Cephalopelvic disproportion is the medical term typically used to characterize the condition where the fetal head or body is too large to enter or properly pass through the maternal pelvis and birth canal.
Cephalopelvic disproportion typically occurs where either the fetal head or body is too large, or the maternal pelvis is too small, to permit the baby to be delivered via a normal spontaneous vaginal delivery.
The baby’s head or body may become too large, giving rise to cephalopelvic disproportion, when the mother suffers from poorly controlled diabetes during pregnancy. Poorly controlled diabetes during pregnancy can interfere with the normal supply of sugars and other nutrients to the baby, which, in turn, can result in abnormal growth of the fetal head and body. Other conditions that may contribute to the fetal head or body becoming too large during pregnancy include a post-term or post-dates pregnancy and hydrocephalis.

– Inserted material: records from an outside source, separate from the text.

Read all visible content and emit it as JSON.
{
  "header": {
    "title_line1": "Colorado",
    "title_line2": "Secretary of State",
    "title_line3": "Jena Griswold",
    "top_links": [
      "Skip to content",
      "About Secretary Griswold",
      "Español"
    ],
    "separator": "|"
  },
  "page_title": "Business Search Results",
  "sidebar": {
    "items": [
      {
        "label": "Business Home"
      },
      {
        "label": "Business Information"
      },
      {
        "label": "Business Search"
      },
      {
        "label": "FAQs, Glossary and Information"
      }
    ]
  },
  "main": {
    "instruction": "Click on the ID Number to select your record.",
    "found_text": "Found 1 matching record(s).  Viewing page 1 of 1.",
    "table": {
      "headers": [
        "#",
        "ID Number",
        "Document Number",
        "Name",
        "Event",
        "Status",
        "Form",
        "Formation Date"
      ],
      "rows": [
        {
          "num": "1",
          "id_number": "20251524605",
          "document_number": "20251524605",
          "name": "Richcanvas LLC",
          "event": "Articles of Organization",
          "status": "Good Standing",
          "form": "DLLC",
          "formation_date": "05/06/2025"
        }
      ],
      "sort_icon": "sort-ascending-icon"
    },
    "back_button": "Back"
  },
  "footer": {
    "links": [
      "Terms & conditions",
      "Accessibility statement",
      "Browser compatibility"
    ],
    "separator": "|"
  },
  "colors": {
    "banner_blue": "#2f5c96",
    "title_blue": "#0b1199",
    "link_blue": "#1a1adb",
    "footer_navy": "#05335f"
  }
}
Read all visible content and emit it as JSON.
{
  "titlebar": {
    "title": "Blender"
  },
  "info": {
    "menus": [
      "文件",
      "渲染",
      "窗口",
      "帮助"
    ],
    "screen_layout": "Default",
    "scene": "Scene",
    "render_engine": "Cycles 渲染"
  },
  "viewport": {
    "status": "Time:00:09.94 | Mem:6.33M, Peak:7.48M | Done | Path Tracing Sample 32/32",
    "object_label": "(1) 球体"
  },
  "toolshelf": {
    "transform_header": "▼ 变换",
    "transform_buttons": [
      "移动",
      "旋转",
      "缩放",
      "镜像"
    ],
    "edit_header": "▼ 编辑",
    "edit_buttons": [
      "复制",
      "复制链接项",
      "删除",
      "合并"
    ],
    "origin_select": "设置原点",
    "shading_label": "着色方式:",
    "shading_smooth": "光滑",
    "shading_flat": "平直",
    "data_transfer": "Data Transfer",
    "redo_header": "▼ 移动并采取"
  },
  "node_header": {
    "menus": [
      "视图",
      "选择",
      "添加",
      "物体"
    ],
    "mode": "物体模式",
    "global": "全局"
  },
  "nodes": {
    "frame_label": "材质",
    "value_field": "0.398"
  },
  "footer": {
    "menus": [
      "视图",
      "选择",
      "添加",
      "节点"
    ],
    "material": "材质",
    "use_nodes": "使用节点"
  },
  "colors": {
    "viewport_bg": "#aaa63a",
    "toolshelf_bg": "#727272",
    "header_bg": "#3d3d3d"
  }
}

During pregnancy, the baby’s head and body size ordinarily can be assessed by ultrasonographic imaging; most commonly, the fetal head circumference and biparietal diameter can be easily measured during a routine ultrasound examination. By comparing fetal biometric measurements against standardized growth charts, the safe and careful obstetrician can determine the relative risk of cephalopelvic disproportion by the time of delivery.
When cephalopelvic disproportion is diagnosed, proper and appropriate obstetrical management may require the delivery of the baby by cesarean section.
As stated above, cephalopelvic disproportion may occur even when the baby is of a normal size in those cases where the maternal pelvis is too small to permit a normal, spontaneous vaginal delivery. The assessment of the shape of the maternal pelvis may assist the safe and careful obstetrician in evaluating the relative risk of cephalopelvic disproportion associated with vaginal delivery.
Thus, prior to any vaginal delivery, the safe and careful obstetrician will assess the dimensions of the maternal pelvis, using a process known as pelvimetry, and will determine whether the maternal pelvis can safely accommodate the passage of the baby, when considered in light of the expected or measured size of the baby’s head and body.
During labor, a diagnosis of cephalopelvic disproportion can be made by the safe and careful obstetrician when the progress of labor arrests, or stops, or fails to follow the expected rate of descent, referred to as the “Friedman curve.”
Failure to achieve progress in cervical dilatation or descent of the baby for a period of two hours or more can herald cephalopelvic disproportion and should alert the safe and careful obstetrician to the possible need of an operative delivery of the baby, including possible cesarean delivery.
Any failure to diagnosis a cephalopelvic disproportion may result in a shoulder dystocia, where in the baby’s shoulder is impacted against the mother’s pubic bone and cannot be delivered without the use of various obstetrical maneuvers. If the shoulder dystocia is not managed properly, the baby can suffer neurologic injury, such as a brachial plexus injury.
Cephalopelvic disproportion is also associated with compression of the umbilical cord which can lead to fetal asphyxia and hypoxic-ischemic encephalopathy.